Google Heinlein and stobor, if this isn’t enough. Have a good trip and WOFS.

April 17, 2008 7:43 am

Totaly off topic, but in my very not expert observations, it looks like a new cycle 23 sun spot comming around from the back of the sun
http://sohowww.nascom.nasa.gov/data/realtime/realtime-update.html
REPLY: It’s ole number 987

Editor
April 17, 2008 10:07 am

Best of luck, Rev. Set ’em straight.
Someone ought to do an “Andy Warhol” version of a Stevenson Station. (Or a Sal Dali.)

Earle Williams
April 17, 2008 10:22 am

Gary,
Thanks for the flashback.
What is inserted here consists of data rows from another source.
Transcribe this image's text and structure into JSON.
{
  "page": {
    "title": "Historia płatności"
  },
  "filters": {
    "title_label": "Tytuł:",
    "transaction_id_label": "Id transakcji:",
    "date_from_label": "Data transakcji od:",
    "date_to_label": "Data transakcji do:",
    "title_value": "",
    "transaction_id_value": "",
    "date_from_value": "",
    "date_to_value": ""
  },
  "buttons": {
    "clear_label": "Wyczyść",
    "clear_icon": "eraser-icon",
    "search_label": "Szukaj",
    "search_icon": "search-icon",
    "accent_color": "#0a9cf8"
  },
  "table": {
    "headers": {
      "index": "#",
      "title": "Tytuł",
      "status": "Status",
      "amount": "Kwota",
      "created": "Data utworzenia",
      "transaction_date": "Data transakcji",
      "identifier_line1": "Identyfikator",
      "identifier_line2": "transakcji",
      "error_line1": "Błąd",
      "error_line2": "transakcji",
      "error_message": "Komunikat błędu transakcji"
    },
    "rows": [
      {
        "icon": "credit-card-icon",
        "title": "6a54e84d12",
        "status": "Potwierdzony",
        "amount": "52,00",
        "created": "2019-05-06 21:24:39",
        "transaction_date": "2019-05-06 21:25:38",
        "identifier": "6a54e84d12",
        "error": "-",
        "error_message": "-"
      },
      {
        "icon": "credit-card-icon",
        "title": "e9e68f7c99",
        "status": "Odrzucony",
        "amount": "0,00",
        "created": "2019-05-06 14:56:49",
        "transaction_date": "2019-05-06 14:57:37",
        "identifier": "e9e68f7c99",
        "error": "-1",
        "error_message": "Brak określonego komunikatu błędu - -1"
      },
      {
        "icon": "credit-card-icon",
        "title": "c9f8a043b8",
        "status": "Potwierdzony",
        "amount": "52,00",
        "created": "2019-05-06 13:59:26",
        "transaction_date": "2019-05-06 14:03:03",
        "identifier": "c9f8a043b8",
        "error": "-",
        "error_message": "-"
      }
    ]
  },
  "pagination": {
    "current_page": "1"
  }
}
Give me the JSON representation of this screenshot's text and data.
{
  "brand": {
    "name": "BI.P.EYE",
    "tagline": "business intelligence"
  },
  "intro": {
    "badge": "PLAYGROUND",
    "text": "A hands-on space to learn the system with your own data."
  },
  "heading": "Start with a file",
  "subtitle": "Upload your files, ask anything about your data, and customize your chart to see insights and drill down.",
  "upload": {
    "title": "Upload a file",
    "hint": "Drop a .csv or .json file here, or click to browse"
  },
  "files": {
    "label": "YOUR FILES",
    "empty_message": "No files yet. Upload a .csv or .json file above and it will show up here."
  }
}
I read that book in high school but wouldn’t for the life of me have remembered that quote.

Editor
April 17, 2008 11:48 am

I remembered the quote well.

April 17, 2008 12:23 pm

Have a safe trip, Anthony.
Looks like where I live (Tennessee) is virtually blank for a 100+ mile radius on the surface stations site, so if you’re not hitting that area during your travels, I’ll try to free up some time in the next 2 months to knock out one or two of them.
REPLY: What part of Tennessee?

April 17, 2008 1:18 pm

Memphis. Both Covington and Hernando, MS are within an hour’s drive.
REPLY: This is an area where we have virtually no coverage, so yes I’d welcome the help. We have a lack of stations in Arkansas as well.

Craig
April 17, 2008 1:32 pm

That painting could use more concrete, a building, and an air conditioner next to the SS, and it would be perfect.
REPLY: Your wish is my command…

April 17, 2008 1:35 pm

Great. I’ll register & download the materials tonight.

Gary
April 18, 2008 5:39 am

Where’s the screeching mercury monkey? 😉

Editor
April 18, 2008 7:18 am

That’s just us.
The volunteers are the “Thermometer Team”.